ISIS, una creatura della guerra USA

Clara Statello*

Gli Stati Uniti d’America hanno creato l’Isis per gettare nel caos la regione medio-orientale e distogliere l’attenzione dai crimini di Israele. E’ questa la convinzione della guida suprema iraniana, l’Ayatollah Ali Khamenei.

“La politica degli Stati Uniti è quella di mantenere l’ISIS, ma sotto il proprio controllo. Naturalmente, l’ISIS e altri gruppi simili sono facili da creare per gli Stati Uniti, ma difficili da gestire. Vogliono continuare a comandare con l’Isis, oltre al fatto che gli Stati Uniti non sono in grado di rendere sicura la regione”, aveva dichiarato[1] nel 2018. Ali Akbar Velayati, un suo stretto collaboratore, sosteneva[2], che gli Stati Uniti avessero creato l’ISIS e al Nusra per poter entrare in Siria e occupare l’Eufrate centrale.

Abdullah Ganji, ex direttore capo del quotidiano Javan, aveva esposto tre ragioni per cui l’Occidente avrebbe creato l’Isis[3]:

“Innanzitutto mettere i musulmani gli uni contro gli altri, disperdere le loro energie e in tal modo garantire, se non rafforzare, la sicurezza di Israele. In secondo luogo, viene presentato al mondo il volto brutale, violento e omicida dell’Islam. E terzo, creare un problema all’Iran”.

Tali opinioni sono largamente diffuse in Iran e non solo. Secondo un rapporto del Dipartimento di Stato statunitense[4] pubblicato nel 2016, lo pensavano circa un terzo degli iracheni. La stampa occidentale le tratta come “teorie cospirazioniste”, facilmente attecchibili in un Paese dal 1979 fortemente antiamericano.

Se ciò è vero non è neanche del tutto sbagliato individuare le responsabilità statunitensi nella formazione ed affermazione dello Stato Islamico (Daesh). Due argomentazioni a sostegno di questa ipotesi sono piuttosto forti:

È accertato che i jihadisti abbiano utilizzato armi fornite dall’Occidente;

Gli obiettivi degli attentati terroristici dell’ISIS nella regione mediorientale sono prevalentemente musulmani. In particolare l’esercito del Califfato ha colpito l’Iran ma mai Israele, un cuneo occidentale nel mondo arabo-islamico.

E’ emblematico l’attentato compiuto ad inizio anno contro l’Iran dall’Isis Korasan. Il 3 gennaio 2020 gli Stati Uniti uccidevano a Bagdad, in un attacco con droni killer, il generale Qasem Soleimani, protagonista della guerra in Siria contro il Daesh.

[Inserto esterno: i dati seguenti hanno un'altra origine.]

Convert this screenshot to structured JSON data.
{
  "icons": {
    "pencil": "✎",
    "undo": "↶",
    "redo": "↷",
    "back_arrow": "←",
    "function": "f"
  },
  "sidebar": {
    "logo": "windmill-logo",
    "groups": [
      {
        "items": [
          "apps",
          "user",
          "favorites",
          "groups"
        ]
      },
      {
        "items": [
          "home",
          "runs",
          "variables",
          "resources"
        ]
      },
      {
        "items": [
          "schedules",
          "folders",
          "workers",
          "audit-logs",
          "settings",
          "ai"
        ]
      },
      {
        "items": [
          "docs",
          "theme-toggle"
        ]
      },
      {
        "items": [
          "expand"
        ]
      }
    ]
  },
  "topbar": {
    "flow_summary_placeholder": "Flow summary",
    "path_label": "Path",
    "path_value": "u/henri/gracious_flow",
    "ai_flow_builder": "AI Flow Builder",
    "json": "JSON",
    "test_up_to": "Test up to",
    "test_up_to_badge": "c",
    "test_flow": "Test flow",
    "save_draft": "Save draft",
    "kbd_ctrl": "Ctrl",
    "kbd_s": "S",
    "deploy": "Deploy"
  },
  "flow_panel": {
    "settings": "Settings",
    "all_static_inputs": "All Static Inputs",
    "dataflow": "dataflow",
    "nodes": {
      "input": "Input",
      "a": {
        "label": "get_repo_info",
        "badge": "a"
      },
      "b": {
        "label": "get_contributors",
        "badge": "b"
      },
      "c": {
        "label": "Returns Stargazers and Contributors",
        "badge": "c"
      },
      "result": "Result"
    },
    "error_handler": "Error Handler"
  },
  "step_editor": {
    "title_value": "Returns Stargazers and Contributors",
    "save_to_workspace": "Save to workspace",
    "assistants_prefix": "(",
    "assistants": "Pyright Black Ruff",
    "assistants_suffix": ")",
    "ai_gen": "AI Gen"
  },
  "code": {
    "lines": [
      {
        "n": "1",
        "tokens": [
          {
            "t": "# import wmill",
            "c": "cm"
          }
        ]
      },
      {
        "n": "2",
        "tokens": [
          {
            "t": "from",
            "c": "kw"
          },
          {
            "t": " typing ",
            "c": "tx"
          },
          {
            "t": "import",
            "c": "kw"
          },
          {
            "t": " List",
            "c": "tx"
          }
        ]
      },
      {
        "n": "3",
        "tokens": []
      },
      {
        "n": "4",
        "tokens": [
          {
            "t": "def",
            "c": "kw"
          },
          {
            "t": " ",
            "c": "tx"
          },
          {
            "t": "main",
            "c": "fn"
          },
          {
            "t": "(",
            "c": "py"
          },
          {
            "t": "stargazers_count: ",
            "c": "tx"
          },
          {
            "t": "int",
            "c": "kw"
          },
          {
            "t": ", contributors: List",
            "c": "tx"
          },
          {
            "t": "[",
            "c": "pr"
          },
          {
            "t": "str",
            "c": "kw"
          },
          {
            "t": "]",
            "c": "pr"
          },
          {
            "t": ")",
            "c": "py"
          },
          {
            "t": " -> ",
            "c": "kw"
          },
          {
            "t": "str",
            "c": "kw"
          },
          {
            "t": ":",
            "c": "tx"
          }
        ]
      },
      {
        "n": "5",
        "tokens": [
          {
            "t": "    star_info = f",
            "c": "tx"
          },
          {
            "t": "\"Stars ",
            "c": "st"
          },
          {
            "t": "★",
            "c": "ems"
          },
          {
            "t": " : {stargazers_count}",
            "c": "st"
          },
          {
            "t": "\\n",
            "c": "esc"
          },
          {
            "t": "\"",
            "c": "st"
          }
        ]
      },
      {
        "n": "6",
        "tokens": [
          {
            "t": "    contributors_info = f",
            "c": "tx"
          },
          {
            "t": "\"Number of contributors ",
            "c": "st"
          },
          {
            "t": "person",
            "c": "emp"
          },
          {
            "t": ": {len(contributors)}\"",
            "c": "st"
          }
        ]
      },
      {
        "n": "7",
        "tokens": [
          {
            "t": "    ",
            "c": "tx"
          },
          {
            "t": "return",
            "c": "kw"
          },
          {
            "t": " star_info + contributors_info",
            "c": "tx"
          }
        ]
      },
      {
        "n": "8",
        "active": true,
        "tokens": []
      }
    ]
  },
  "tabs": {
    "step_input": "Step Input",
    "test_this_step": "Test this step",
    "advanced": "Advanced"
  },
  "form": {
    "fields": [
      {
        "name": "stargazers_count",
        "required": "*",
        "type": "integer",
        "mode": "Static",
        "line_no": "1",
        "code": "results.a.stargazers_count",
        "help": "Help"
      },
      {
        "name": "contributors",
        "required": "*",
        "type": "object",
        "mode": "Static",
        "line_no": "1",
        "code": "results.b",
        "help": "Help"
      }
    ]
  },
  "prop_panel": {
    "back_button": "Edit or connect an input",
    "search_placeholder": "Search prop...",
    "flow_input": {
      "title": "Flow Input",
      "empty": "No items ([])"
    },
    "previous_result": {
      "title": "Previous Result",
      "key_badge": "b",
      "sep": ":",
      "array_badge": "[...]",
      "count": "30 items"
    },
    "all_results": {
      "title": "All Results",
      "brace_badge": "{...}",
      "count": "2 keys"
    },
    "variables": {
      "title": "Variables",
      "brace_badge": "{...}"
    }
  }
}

Esattamente quattro anni dopo l’Isis Khorasan uccideva con due attacchi kamikaze al cimitero di Kerman 84 pellegrini che si recavano alla commemorazione del leader delle forze speciali Quds. Negli stessi giorni Israele lanciava una serie di raid in Libano e Siria per colpire obiettivi di Hamas e dell’asse della Resistenza a guida iraniana.

Qualche mese più tardi, dopo il trionfo (scontato) di Vladimir Putin alle elezioni presidenziali russe del 2024, l’Isis-K ha rivendicato il cruento attentato terroristico al Crocus City Hall a Krasnogorsk’, nell’oblast di Mosca, costato la vita a 145 persone. L’immediata rivendicazione del gruppo jihadista ha permesso agli Stati Uniti di mettere al riparo Kiev dalle accuse di coinvolgimento.

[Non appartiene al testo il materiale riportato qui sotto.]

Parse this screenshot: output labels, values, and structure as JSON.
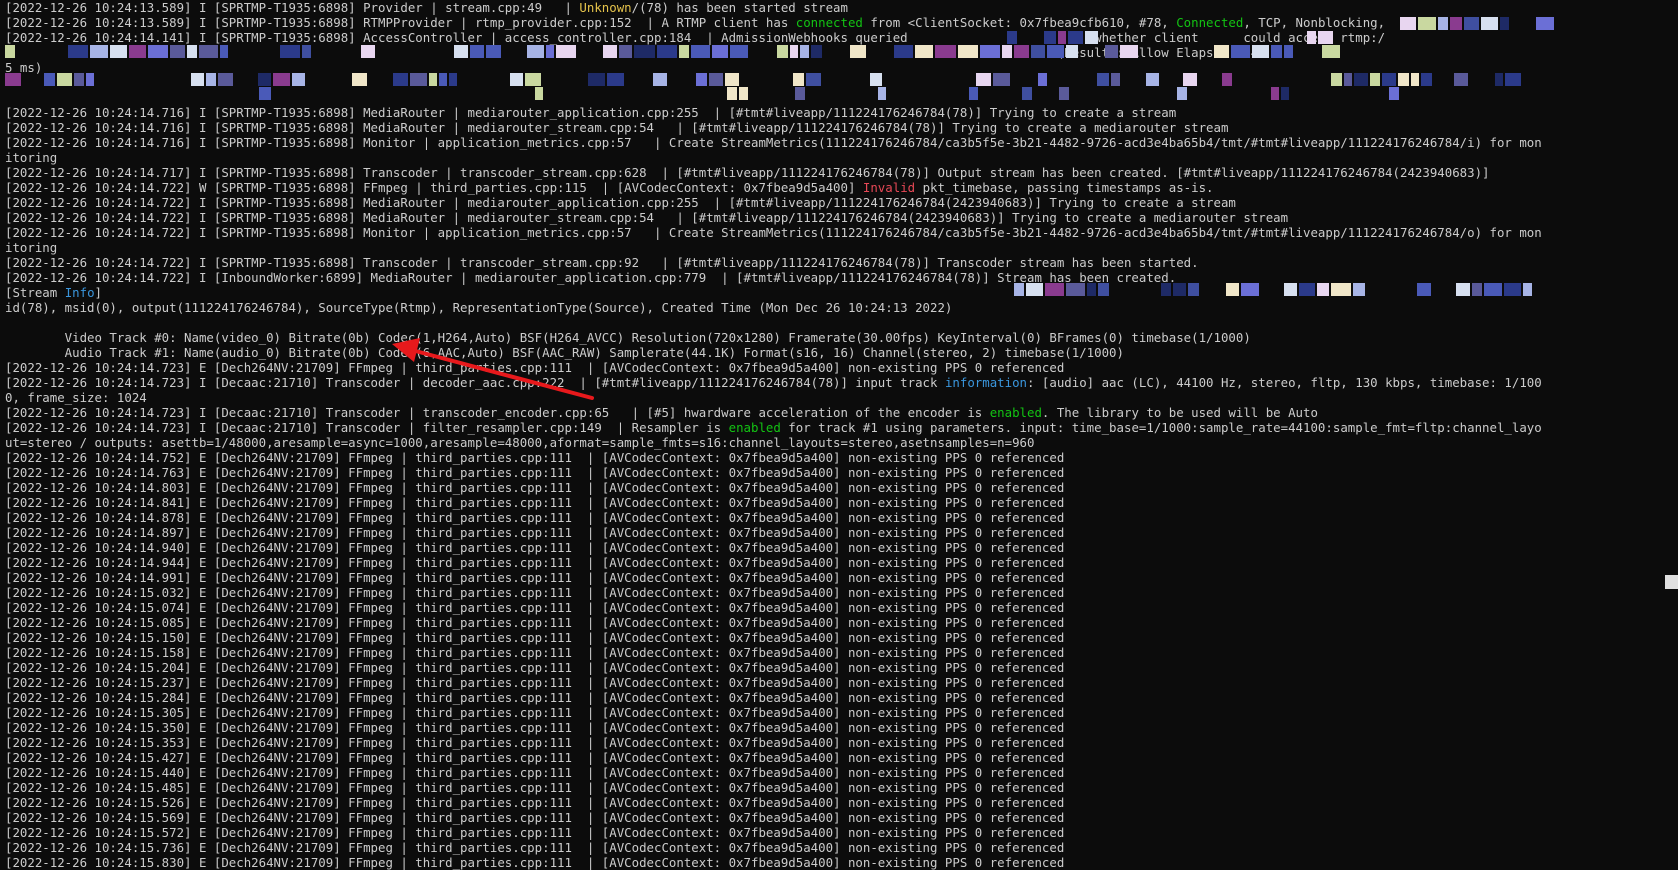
{
  "terminal": {
    "lines": [
      {
        "segments": [
          {
            "t": "[2022-12-26 10:24:13.589] I [SPRTMP-T1935:6898] Provider | stream.cpp:49   | "
          },
          {
            "t": "Unknown",
            "c": "yellow"
          },
          {
            "t": "/(78) has been started stream"
          }
        ]
      },
      {
        "segments": [
          {
            "t": "[2022-12-26 10:24:13.589] I [SPRTMP-T1935:6898] RTMPProvider | rtmp_provider.cpp:152  | A RTMP client has "
          },
          {
            "t": "connected",
            "c": "green"
          },
          {
            "t": " from <ClientSocket: 0x7fbea9cfb610, #78, "
          },
          {
            "t": "Connected",
            "c": "green"
          },
          {
            "t": ", TCP, Nonblocking,"
          }
        ]
      },
      {
        "segments": [
          {
            "t": "[2022-12-26 10:24:14.141] I [SPRTMP-T1935:6898] AccessController | access_controller.cpp:184  | AdmissionWebhooks queried"
          },
          {
            "t": "                         whether client      could access rtmp:/"
          }
        ]
      },
      {
        "segments": [
          {
            "t": "                                                                                                                                             (Result : Allow Elapsed : 4"
          }
        ]
      },
      {
        "segments": [
          {
            "t": "5 ms)"
          }
        ]
      },
      {
        "segments": [
          {
            "t": ""
          }
        ]
      },
      {
        "segments": [
          {
            "t": ""
          }
        ]
      },
      {
        "segments": [
          {
            "t": "[2022-12-26 10:24:14.716] I [SPRTMP-T1935:6898] MediaRouter | mediarouter_application.cpp:255  | [#tmt#liveapp/111224176246784(78)] Trying to create a stream"
          }
        ]
      },
      {
        "segments": [
          {
            "t": "[2022-12-26 10:24:14.716] I [SPRTMP-T1935:6898] MediaRouter | mediarouter_stream.cpp:54   | [#tmt#liveapp/111224176246784(78)] Trying to create a mediarouter stream"
          }
        ]
      },
      {
        "segments": [
          {
            "t": "[2022-12-26 10:24:14.716] I [SPRTMP-T1935:6898] Monitor | application_metrics.cpp:57   | Create StreamMetrics(111224176246784/ca3b5f5e-3b21-4482-9726-acd3e4ba65b4/tmt/#tmt#liveapp/111224176246784/i) for mon"
          }
        ]
      },
      {
        "segments": [
          {
            "t": "itoring"
          }
        ]
      },
      {
        "segments": [
          {
            "t": "[2022-12-26 10:24:14.717] I [SPRTMP-T1935:6898] Transcoder | transcoder_stream.cpp:628  | [#tmt#liveapp/111224176246784(78)] Output stream has been created. [#tmt#liveapp/111224176246784(2423940683)]"
          }
        ]
      },
      {
        "segments": [
          {
            "t": "[2022-12-26 10:24:14.722] W [SPRTMP-T1935:6898] FFmpeg | third_parties.cpp:115  | [AVCodecContext: 0x7fbea9d5a400] "
          },
          {
            "t": "Invalid",
            "c": "red"
          },
          {
            "t": " pkt_timebase, passing timestamps as-is."
          }
        ]
      },
      {
        "segments": [
          {
            "t": "[2022-12-26 10:24:14.722] I [SPRTMP-T1935:6898] MediaRouter | mediarouter_application.cpp:255  | [#tmt#liveapp/111224176246784(2423940683)] Trying to create a stream"
          }
        ]
      },
      {
        "segments": [
          {
            "t": "[2022-12-26 10:24:14.722] I [SPRTMP-T1935:6898] MediaRouter | mediarouter_stream.cpp:54   | [#tmt#liveapp/111224176246784(2423940683)] Trying to create a mediarouter stream"
          }
        ]
      },
      {
        "segments": [
          {
            "t": "[2022-12-26 10:24:14.722] I [SPRTMP-T1935:6898] Monitor | application_metrics.cpp:57   | Create StreamMetrics(111224176246784/ca3b5f5e-3b21-4482-9726-acd3e4ba65b4/tmt/#tmt#liveapp/111224176246784/o) for mon"
          }
        ]
      },
      {
        "segments": [
          {
            "t": "itoring"
          }
        ]
      },
      {
        "segments": [
          {
            "t": "[2022-12-26 10:24:14.722] I [SPRTMP-T1935:6898] Transcoder | transcoder_stream.cpp:92   | [#tmt#liveapp/111224176246784(78)] Transcoder stream has been started."
          }
        ]
      },
      {
        "segments": [
          {
            "t": "[2022-12-26 10:24:14.722] I [InboundWorker:6899] MediaRouter | mediarouter_application.cpp:779  | [#tmt#liveapp/111224176246784(78)] Stream has been created."
          }
        ]
      },
      {
        "segments": [
          {
            "t": "[Stream "
          },
          {
            "t": "Info",
            "c": "cyan"
          },
          {
            "t": "]"
          }
        ]
      },
      {
        "segments": [
          {
            "t": "id(78), msid(0), output(111224176246784), SourceType(Rtmp), RepresentationType(Source), Created Time (Mon Dec 26 10:24:13 2022)"
          }
        ]
      },
      {
        "segments": [
          {
            "t": ""
          }
        ]
      },
      {
        "segments": [
          {
            "t": "        Video Track #0: Name(video_0) Bitrate(0b) Codec(1,H264,Auto) BSF(H264_AVCC) Resolution(720x1280) Framerate(30.00fps) KeyInterval(0) BFrames(0) timebase(1/1000)"
          }
        ]
      },
      {
        "segments": [
          {
            "t": "        Audio Track #1: Name(audio_0) Bitrate(0b) Codec(6,AAC,Auto) BSF(AAC_RAW) Samplerate(44.1K) Format(s16, 16) Channel(stereo, 2) timebase(1/1000)"
          }
        ]
      },
      {
        "segments": [
          {
            "t": "[2022-12-26 10:24:14.723] E [Dech264NV:21709] FFmpeg | third_parties.cpp:111  | [AVCodecContext: 0x7fbea9d5a400] non-existing PPS 0 referenced"
          }
        ]
      },
      {
        "segments": [
          {
            "t": "[2022-12-26 10:24:14.723] I [Decaac:21710] Transcoder | decoder_aac.cpp:222  | [#tmt#liveapp/111224176246784(78)] input track "
          },
          {
            "t": "information",
            "c": "cyan"
          },
          {
            "t": ": [audio] aac (LC), 44100 Hz, stereo, fltp, 130 kbps, timebase: 1/100"
          }
        ]
      },
      {
        "segments": [
          {
            "t": "0, frame_size: 1024"
          }
        ]
      },
      {
        "segments": [
          {
            "t": "[2022-12-26 10:24:14.723] I [Decaac:21710] Transcoder | transcoder_encoder.cpp:65   | [#5] hwardware acceleration of the encoder is "
          },
          {
            "t": "enabled",
            "c": "green"
          },
          {
            "t": ". The library to be used will be Auto"
          }
        ]
      },
      {
        "segments": [
          {
            "t": "[2022-12-26 10:24:14.723] I [Decaac:21710] Transcoder | filter_resampler.cpp:149  | Resampler is "
          },
          {
            "t": "enabled",
            "c": "green"
          },
          {
            "t": " for track #1 using parameters. input: time_base=1/1000:sample_rate=44100:sample_fmt=fltp:channel_layo"
          }
        ]
      },
      {
        "segments": [
          {
            "t": "ut=stereo / outputs: asettb=1/48000,aresample=async=1000,aresample=48000,aformat=sample_fmts=s16:channel_layouts=stereo,asetnsamples=n=960"
          }
        ]
      },
      {
        "segments": [
          {
            "t": "[2022-12-26 10:24:14.752] E [Dech264NV:21709] FFmpeg | third_parties.cpp:111  | [AVCodecContext: 0x7fbea9d5a400] non-existing PPS 0 referenced"
          }
        ]
      },
      {
        "segments": [
          {
            "t": "[2022-12-26 10:24:14.763] E [Dech264NV:21709] FFmpeg | third_parties.cpp:111  | [AVCodecContext: 0x7fbea9d5a400] non-existing PPS 0 referenced"
          }
        ]
      },
      {
        "segments": [
          {
            "t": "[2022-12-26 10:24:14.803] E [Dech264NV:21709] FFmpeg | third_parties.cpp:111  | [AVCodecContext: 0x7fbea9d5a400] non-existing PPS 0 referenced"
          }
        ]
      },
      {
        "segments": [
          {
            "t": "[2022-12-26 10:24:14.841] E [Dech264NV:21709] FFmpeg | third_parties.cpp:111  | [AVCodecContext: 0x7fbea9d5a400] non-existing PPS 0 referenced"
          }
        ]
      },
      {
        "segments": [
          {
            "t": "[2022-12-26 10:24:14.878] E [Dech264NV:21709] FFmpeg | third_parties.cpp:111  | [AVCodecContext: 0x7fbea9d5a400] non-existing PPS 0 referenced"
          }
        ]
      },
      {
        "segments": [
          {
            "t": "[2022-12-26 10:24:14.897] E [Dech264NV:21709] FFmpeg | third_parties.cpp:111  | [AVCodecContext: 0x7fbea9d5a400] non-existing PPS 0 referenced"
          }
        ]
      },
      {
        "segments": [
          {
            "t": "[2022-12-26 10:24:14.940] E [Dech264NV:21709] FFmpeg | third_parties.cpp:111  | [AVCodecContext: 0x7fbea9d5a400] non-existing PPS 0 referenced"
          }
        ]
      },
      {
        "segments": [
          {
            "t": "[2022-12-26 10:24:14.944] E [Dech264NV:21709] FFmpeg | third_parties.cpp:111  | [AVCodecContext: 0x7fbea9d5a400] non-existing PPS 0 referenced"
          }
        ]
      },
      {
        "segments": [
          {
            "t": "[2022-12-26 10:24:14.991] E [Dech264NV:21709] FFmpeg | third_parties.cpp:111  | [AVCodecContext: 0x7fbea9d5a400] non-existing PPS 0 referenced"
          }
        ]
      },
      {
        "segments": [
          {
            "t": "[2022-12-26 10:24:15.032] E [Dech264NV:21709] FFmpeg | third_parties.cpp:111  | [AVCodecContext: 0x7fbea9d5a400] non-existing PPS 0 referenced"
          }
        ]
      },
      {
        "segments": [
          {
            "t": "[2022-12-26 10:24:15.074] E [Dech264NV:21709] FFmpeg | third_parties.cpp:111  | [AVCodecContext: 0x7fbea9d5a400] non-existing PPS 0 referenced"
          }
        ]
      },
      {
        "segments": [
          {
            "t": "[2022-12-26 10:24:15.085] E [Dech264NV:21709] FFmpeg | third_parties.cpp:111  | [AVCodecContext: 0x7fbea9d5a400] non-existing PPS 0 referenced"
          }
        ]
      },
      {
        "segments": [
          {
            "t": "[2022-12-26 10:24:15.150] E [Dech264NV:21709] FFmpeg | third_parties.cpp:111  | [AVCodecContext: 0x7fbea9d5a400] non-existing PPS 0 referenced"
          }
        ]
      },
      {
        "segments": [
          {
            "t": "[2022-12-26 10:24:15.158] E [Dech264NV:21709] FFmpeg | third_parties.cpp:111  | [AVCodecContext: 0x7fbea9d5a400] non-existing PPS 0 referenced"
          }
        ]
      },
      {
        "segments": [
          {
            "t": "[2022-12-26 10:24:15.204] E [Dech264NV:21709] FFmpeg | third_parties.cpp:111  | [AVCodecContext: 0x7fbea9d5a400] non-existing PPS 0 referenced"
          }
        ]
      },
      {
        "segments": [
          {
            "t": "[2022-12-26 10:24:15.237] E [Dech264NV:21709] FFmpeg | third_parties.cpp:111  | [AVCodecContext: 0x7fbea9d5a400] non-existing PPS 0 referenced"
          }
        ]
      },
      {
        "segments": [
          {
            "t": "[2022-12-26 10:24:15.284] E [Dech264NV:21709] FFmpeg | third_parties.cpp:111  | [AVCodecContext: 0x7fbea9d5a400] non-existing PPS 0 referenced"
          }
        ]
      },
      {
        "segments": [
          {
            "t": "[2022-12-26 10:24:15.305] E [Dech264NV:21709] FFmpeg | third_parties.cpp:111  | [AVCodecContext: 0x7fbea9d5a400] non-existing PPS 0 referenced"
          }
        ]
      },
      {
        "segments": [
          {
            "t": "[2022-12-26 10:24:15.350] E [Dech264NV:21709] FFmpeg | third_parties.cpp:111  | [AVCodecContext: 0x7fbea9d5a400] non-existing PPS 0 referenced"
          }
        ]
      },
      {
        "segments": [
          {
            "t": "[2022-12-26 10:24:15.353] E [Dech264NV:21709] FFmpeg | third_parties.cpp:111  | [AVCodecContext: 0x7fbea9d5a400] non-existing PPS 0 referenced"
          }
        ]
      },
      {
        "segments": [
          {
            "t": "[2022-12-26 10:24:15.427] E [Dech264NV:21709] FFmpeg | third_parties.cpp:111  | [AVCodecContext: 0x7fbea9d5a400] non-existing PPS 0 referenced"
          }
        ]
      },
      {
        "segments": [
          {
            "t": "[2022-12-26 10:24:15.440] E [Dech264NV:21709] FFmpeg | third_parties.cpp:111  | [AVCodecContext: 0x7fbea9d5a400] non-existing PPS 0 referenced"
          }
        ]
      },
      {
        "segments": [
          {
            "t": "[2022-12-26 10:24:15.485] E [Dech264NV:21709] FFmpeg | third_parties.cpp:111  | [AVCodecContext: 0x7fbea9d5a400] non-existing PPS 0 referenced"
          }
        ]
      },
      {
        "segments": [
          {
            "t": "[2022-12-26 10:24:15.526] E [Dech264NV:21709] FFmpeg | third_parties.cpp:111  | [AVCodecContext: 0x7fbea9d5a400] non-existing PPS 0 referenced"
          }
        ]
      },
      {
        "segments": [
          {
            "t": "[2022-12-26 10:24:15.569] E [Dech264NV:21709] FFmpeg | third_parties.cpp:111  | [AVCodecContext: 0x7fbea9d5a400] non-existing PPS 0 referenced"
          }
        ]
      },
      {
        "segments": [
          {
            "t": "[2022-12-26 10:24:15.572] E [Dech264NV:21709] FFmpeg | third_parties.cpp:111  | [AVCodecContext: 0x7fbea9d5a400] non-existing PPS 0 referenced"
          }
        ]
      },
      {
        "segments": [
          {
            "t": "[2022-12-26 10:24:15.736] E [Dech264NV:21709] FFmpeg | third_parties.cpp:111  | [AVCodecContext: 0x7fbea9d5a400] non-existing PPS 0 referenced"
          }
        ]
      },
      {
        "segments": [
          {
            "t": "[2022-12-26 10:24:15.830] E [Dech264NV:21709] FFmpeg | third_parties.cpp:111  | [AVCodecContext: 0x7fbea9d5a400] non-existing PPS 0 referenced"
          }
        ]
      }
    ]
  },
  "colors": {
    "background": "#0c0c0c",
    "foreground": "#cccccc",
    "yellow": "#e5c34b",
    "green": "#13c313",
    "red": "#e74856",
    "cyan": "#3a96dd",
    "annotation_arrow": "#e8191c"
  },
  "annotation": {
    "type": "arrow",
    "points_to": "Bitrate(0b)"
  }
}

Nel prendere di mira gli stessi nemici dell’Occidente, la strategia dello Stato Islamico si incastra perfettamente nella guerra ibrida per procura che gli Stati Uniti conducono da circa dieci anni contro la Russia e i suoi partner, servendosi di eserciti locali, le cosiddette “proxy”. Sebbene non sia possibile dimostrare alcuna coordinazione tra le forze, almeno un documento desecretato mostra come i comandi statunitensi abbiano visto nei gruppi jihadisti un’opportunità per contenere i propri avversari. Un rapido excursus storico illustrerà le responsabilità di Washington nella creazione dell’ISIS e più in generale i suoi rapporti con il fondamentalismo islamico.

Come è nato l’ISIS

“In Iraq Al Qaeda non esiste perché è uno Stato laico, piuttosto sarà la guerra a portare nel Paese il terrorismo islamico”. Era questa una delle più forti argomentazioni del movimento pacifista contro la guerra in Iraq, nel 2003. Magra consolazione: avevamo ragione.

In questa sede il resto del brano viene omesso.